Qu'elle est ambiguë, cette première véritable rentrée de l'ère Peillon – la précédente ayant largement été préparée par le gouvernement sortant.

La réforme des rythmes scolaires, d'abord, finalement étalée sur deux ans. Elle était censée placer l'enfant au centre des attentions non seulement du système éducatif mais aussi de toutes les institutions qui concourent à son éducation, au sens large. Pourtant, au bout d'un an de discussions entre partenaires, les avancées apparaissent bien modestes, et les antagonismes institutionnels peinent à se taire au profit de l'intérêt réputé supérieur des enfants.

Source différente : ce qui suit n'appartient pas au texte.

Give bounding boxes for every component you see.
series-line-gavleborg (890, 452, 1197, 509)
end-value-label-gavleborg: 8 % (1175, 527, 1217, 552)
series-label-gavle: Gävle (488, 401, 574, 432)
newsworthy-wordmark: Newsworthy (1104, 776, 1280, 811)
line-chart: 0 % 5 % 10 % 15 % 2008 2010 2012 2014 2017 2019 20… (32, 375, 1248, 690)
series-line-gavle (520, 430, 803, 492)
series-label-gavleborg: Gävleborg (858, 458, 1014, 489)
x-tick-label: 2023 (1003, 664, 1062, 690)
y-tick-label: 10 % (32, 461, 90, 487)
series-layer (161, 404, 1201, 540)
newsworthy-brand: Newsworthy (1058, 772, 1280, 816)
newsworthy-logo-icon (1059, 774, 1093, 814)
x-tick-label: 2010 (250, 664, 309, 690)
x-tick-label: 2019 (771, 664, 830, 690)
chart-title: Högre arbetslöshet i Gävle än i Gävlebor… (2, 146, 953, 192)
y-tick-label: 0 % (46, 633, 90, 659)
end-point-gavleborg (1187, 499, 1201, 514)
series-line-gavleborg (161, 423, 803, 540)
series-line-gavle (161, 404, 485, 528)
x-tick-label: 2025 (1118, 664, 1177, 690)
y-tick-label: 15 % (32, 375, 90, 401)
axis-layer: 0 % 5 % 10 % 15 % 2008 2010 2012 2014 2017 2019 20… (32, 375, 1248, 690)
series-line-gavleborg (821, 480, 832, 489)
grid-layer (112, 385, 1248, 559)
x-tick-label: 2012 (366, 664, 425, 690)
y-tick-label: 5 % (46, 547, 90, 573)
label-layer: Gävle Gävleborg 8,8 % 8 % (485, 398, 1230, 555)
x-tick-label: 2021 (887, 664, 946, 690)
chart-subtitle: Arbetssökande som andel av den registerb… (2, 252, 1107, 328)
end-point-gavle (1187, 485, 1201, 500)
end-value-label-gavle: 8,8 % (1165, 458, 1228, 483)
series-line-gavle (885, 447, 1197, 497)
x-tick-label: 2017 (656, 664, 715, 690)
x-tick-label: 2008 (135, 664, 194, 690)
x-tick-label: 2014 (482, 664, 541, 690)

La "refondation" de l'école ensuite, soutenue cette année par 7.500 créations de postes d'enseignants et une loi d'orientation. Elle tardera par définition à montrer ses effets puisqu'elle ne touche pour l'heure que le primaire, et prétend en outre affecter la qualité de la pédagogie, ce qui ne va pas de soi. Un élève entrant cette année en CP sera en CM1 en 2017, à l'heure des comptes électoraux, autant dire qu'il sera prématuré de tirer un bilan définitif des effets de la réforme.

La formation des enseignants enfin, soutenue par la création d'Ecoles supérieures du professorat et de l'éducation (ESPÉ) à la place des Instituts universitaires de formation des maîtres (IUFM). Elle a été rétablie sous des formes plus classiques, la gauche ne croyant pas aux vertus du compagnonnage prôné par Xavier Darcos et Luc Chatel. Mais cette fois c'est l'institution elle-même qui semble douter : plusieurs de ces ESPÉ n'ont obtenu qu'une habilitation d'un an de la part des autorités, ce qui n'est guère rassurant. Quant à la formation continue, elle demeure le parent pauvre du système, alors qu'elle seule pourrait permettre une accélération du changement, en s'adressant aux enseignants en exercice et pas seulement aux enseignants en devenir.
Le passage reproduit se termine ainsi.